El Ayuntamiento de Portugalete promociona la homeopatía para el embarazo

Cartel de la charla sobre homeopatía y embarazo en la que colabora el Ayuntamiento de Portugalete.El Centro Cultural Santa Clara de Portugalete acogerá el jueves (19 horas) una conferencia titulada Homeopatía en la búsqueda del embarazo, me ha alertado el sociólogo y escéptico Aitor Cabezas. El acto está organizado por Beitu!, una asociación de mujeres que pretende que las parejas regulen “su fertilidad mediante el empleo de los denominados métodos naturales”, y cuenta con la colaboración del Ayuntamiento de Portugalete, en una nueva demostración de la irresponsabilidad con que algunas Administraciones gestionan sus instalaciones.

No me extraña que un colectivo que aboga por lo natural caiga en el timo homeopático; es más, diría que es lo normal y animaría a las socias de Beitu! a danzar desnudas a la luz de la Luna para propiciar la fertilidad. Es igual de efectivo para quedarse embarazada y para evitar el embarazo que la homeopatía, pero tiene una gran ventaja: es gratis. Que a estas alturas una institución pública respalde la homeopatía resulta, sin embargo, indignante. Que el Ayuntamiento de Portugalete ceda locales municipales para un acto en el que se va promocionar el uso de esta pseudoterapia para la fertilidad, el embarazo y la crianza -como reza la publicidad de la charla- y que lo publicite en su agenda cultural no sólo es un insulto a la inteligencia, sino también un ataque a la salud pública. Y da igual que haya solicitado el uso del local una asociación de la villa vizcaína y que las ponentes sean médicos; eso no hace a la homeopatía ni efectiva ni digna de crédito.

El Comité de Ciencia y Tecnología de la Cámara de los Comunes dictaminó en 2010 que “no existe ninguna prueba de que (la homeopatía funcione) funcione más allá del placebo”. En España, la Real Academia Nacional de Farmacia y las tres sociedades científicas farmacéuticas existentes se han manifestado en los mismos términos, y la Organización Médica Colegial coincide en que la homeopatía es un proceso “ilusorio y engañoso” sin base científica. Un grupo de expertos elegido por el Ministerio de Sanidad español concluyó en un informe en 2011 que la homeopatía “no ha probado definitivamente su eficacia en ninguna indicación o situación clínica concreta”. Y 27 academias científicas nacionales europeas alertaron en septiembre pasado de que “la promoción y el uso de productos homeopáticos conlleva riesgos importantes” para la salud pública.

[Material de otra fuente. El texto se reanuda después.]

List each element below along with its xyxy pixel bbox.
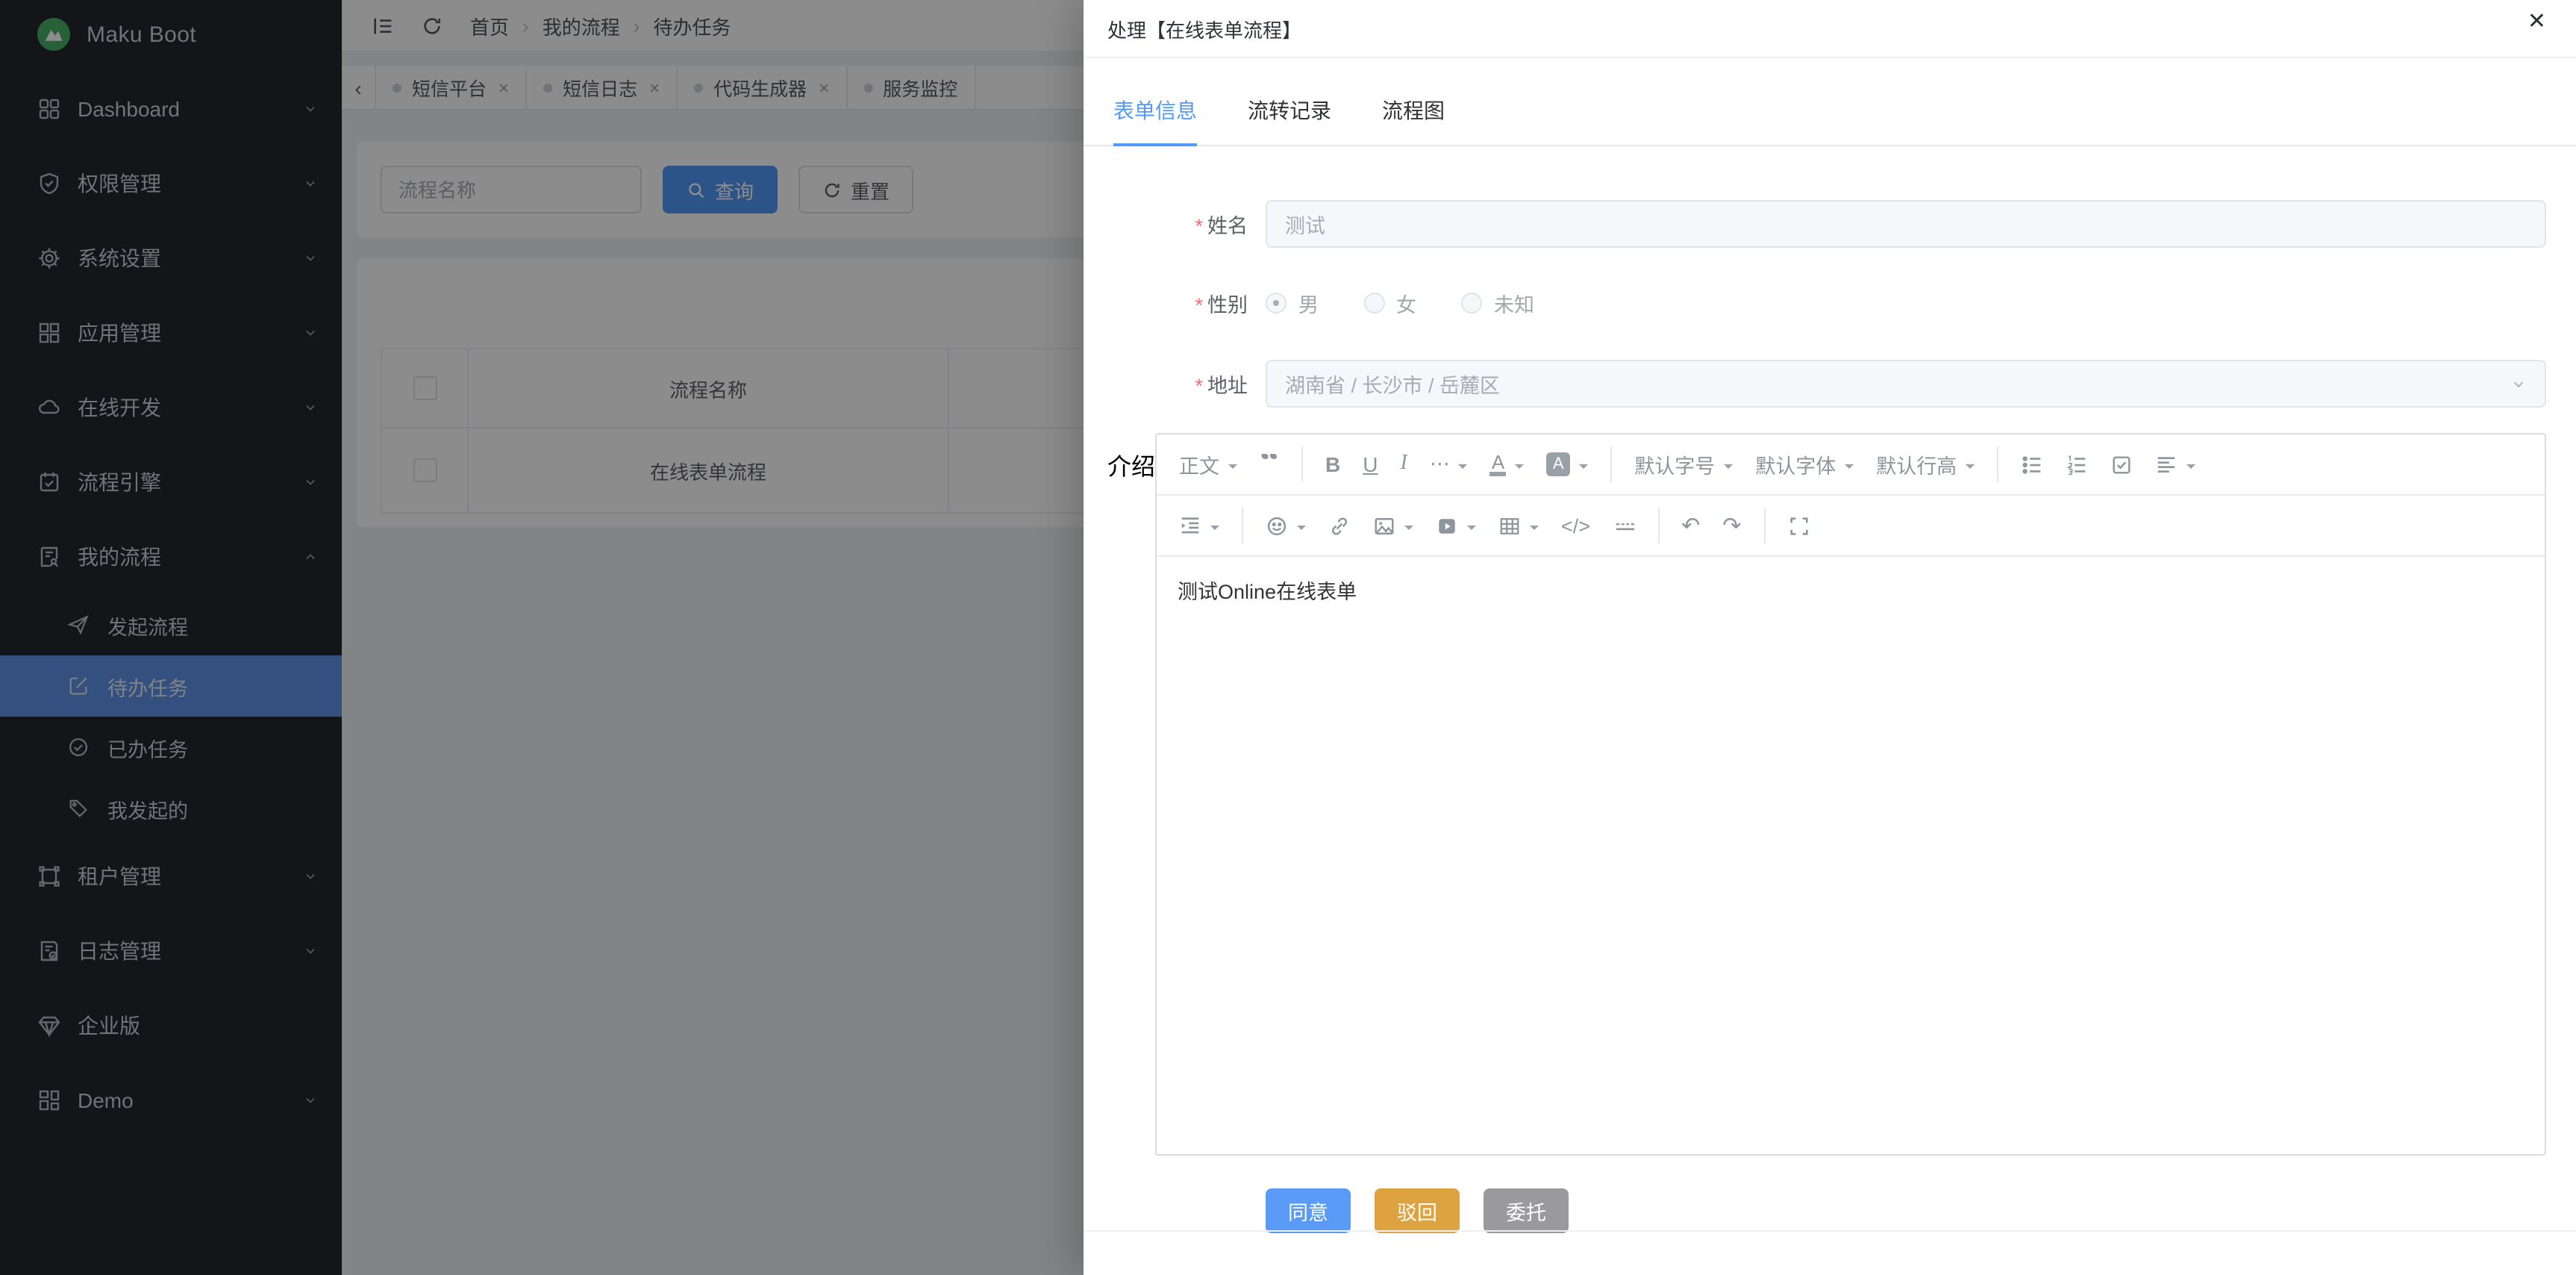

Alguien en el PSOE debería informar a su compañero Mikel Torres, alcalde de Portugalete, de que la homeopatía no es medicina, de que no sirve para tratar nada y de que, además, es peligrosa. Alguien tendría que contarle que en más de 200 años no hay en la literatura científica registrado ni un caso de curación de ninguna dolencia gracias la homeopatía. Alguien tendría de decirle que, si ni sus más fervorosos practicantes piden anestesia homeopática a sus dentistas, es por algo. Alguien tendría que recordarle que, si no existen anticonceptivos homeopáticos, es porque Samuel Hahnemann, inventor de esa pseudoterapia, tendría a estas alturas tantos hijos como Ogino. O más. Alguien debería animarle a ver el capítulo de Escépticos dedicado a la homeopatía.

La homeopatía es una estafa de venta en farmacias, señor Torres. Y su Ayuntamiento está fomentándola, generando falsas expectativas en parejas con problemas de fertilidad y poniendo en peligro la salud de madres y niños.

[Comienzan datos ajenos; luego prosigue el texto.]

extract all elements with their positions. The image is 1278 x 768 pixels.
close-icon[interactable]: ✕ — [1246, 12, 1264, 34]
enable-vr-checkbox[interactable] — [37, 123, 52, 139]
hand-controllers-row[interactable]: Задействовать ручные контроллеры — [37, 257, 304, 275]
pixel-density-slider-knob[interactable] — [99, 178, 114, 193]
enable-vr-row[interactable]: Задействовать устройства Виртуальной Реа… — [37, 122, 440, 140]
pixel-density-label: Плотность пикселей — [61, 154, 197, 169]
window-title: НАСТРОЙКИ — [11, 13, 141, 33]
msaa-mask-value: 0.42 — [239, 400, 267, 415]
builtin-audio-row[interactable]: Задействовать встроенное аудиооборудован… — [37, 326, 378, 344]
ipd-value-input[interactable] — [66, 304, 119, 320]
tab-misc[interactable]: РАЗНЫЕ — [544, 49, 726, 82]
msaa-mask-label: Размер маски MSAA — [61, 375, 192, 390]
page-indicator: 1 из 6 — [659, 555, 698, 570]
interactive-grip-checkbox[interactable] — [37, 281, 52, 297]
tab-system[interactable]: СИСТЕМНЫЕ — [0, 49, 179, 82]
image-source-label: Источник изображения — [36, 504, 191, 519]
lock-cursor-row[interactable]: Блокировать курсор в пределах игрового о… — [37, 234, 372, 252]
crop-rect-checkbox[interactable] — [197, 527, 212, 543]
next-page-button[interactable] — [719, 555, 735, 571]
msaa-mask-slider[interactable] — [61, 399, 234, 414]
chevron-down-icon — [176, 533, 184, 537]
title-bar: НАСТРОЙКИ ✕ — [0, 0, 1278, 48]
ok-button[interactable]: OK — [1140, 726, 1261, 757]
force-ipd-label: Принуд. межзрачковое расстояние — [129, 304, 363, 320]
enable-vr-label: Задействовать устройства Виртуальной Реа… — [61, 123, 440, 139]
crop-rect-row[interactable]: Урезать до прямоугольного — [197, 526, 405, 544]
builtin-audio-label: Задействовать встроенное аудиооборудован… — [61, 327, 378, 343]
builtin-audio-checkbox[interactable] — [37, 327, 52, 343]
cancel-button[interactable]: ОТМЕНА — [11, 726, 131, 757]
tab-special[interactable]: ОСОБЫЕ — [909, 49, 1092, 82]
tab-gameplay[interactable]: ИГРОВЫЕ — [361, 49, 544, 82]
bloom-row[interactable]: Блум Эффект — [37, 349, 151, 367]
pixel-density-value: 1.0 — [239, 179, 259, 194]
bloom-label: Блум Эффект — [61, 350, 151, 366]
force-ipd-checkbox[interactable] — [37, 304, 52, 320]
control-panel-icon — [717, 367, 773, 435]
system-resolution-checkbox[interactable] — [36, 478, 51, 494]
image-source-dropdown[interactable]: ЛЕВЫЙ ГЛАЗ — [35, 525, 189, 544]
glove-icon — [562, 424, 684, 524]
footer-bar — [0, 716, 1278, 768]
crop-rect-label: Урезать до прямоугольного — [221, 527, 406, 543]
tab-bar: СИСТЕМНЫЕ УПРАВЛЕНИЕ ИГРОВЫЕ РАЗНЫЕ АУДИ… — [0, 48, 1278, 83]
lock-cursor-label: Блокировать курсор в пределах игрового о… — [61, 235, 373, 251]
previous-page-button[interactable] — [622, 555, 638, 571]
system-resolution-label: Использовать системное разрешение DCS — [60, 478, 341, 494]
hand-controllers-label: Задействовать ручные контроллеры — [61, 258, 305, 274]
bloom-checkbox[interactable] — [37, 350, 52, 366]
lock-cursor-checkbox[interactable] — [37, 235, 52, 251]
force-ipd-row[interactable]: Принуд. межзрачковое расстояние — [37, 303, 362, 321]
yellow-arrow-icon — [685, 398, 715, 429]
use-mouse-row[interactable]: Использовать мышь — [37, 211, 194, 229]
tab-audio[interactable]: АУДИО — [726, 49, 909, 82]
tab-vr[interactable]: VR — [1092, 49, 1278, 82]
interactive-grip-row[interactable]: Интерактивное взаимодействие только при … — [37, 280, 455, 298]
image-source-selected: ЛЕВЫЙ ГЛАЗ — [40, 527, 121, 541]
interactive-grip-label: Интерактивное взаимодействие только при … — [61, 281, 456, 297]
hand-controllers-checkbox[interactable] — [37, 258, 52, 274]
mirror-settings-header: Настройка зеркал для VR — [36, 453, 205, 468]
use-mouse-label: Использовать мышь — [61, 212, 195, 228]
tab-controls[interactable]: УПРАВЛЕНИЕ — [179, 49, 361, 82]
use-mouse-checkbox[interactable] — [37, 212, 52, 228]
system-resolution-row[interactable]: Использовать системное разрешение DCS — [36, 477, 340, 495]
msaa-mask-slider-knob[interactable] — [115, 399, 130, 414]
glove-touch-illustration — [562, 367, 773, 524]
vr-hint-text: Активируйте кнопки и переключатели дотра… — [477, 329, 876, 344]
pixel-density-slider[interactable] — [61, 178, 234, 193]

El Ayuntamiento de Bilbao y el Gobierno vasco promocionan la homeopatía

“Mi madre fue una pionera de la homeopatía, y yo he seguido su ejemplo. Me considero un boticario a la antigua usanza…”. Así empieza un anuncio con el que el Ayuntamiento de Bilbao, el Gobierno vasco y la Cámara de Comercio de la capital vizcaína promocionan el barrio de Otxarkoaga. Yo elijo Otxarkoaga se titula el vídeo de Bilbao Dendak protagonizado por el farmacéutico homeópata Joseba Ruiz Golvano. Cuando me he enterado, a través de Jose A. Pérez Ledo, no me lo podía creer. A estas alturas, ¿cómo es posible que las instituciones vascas recurran al practicante de una pseudoterapia como ejemplo ciudadano?, ¿es que nadie se ha parado a pensar en el Ayuntamiento de Bilbao y el Gobierno vasco que están diciéndole a la gente que la homeopatía funciona, cuando no es así? Porque la homeopatía es un timo, una pseudoterapia que no ha curado a nadie en 200 años. Y no es algo que digamos sólo los escépticos.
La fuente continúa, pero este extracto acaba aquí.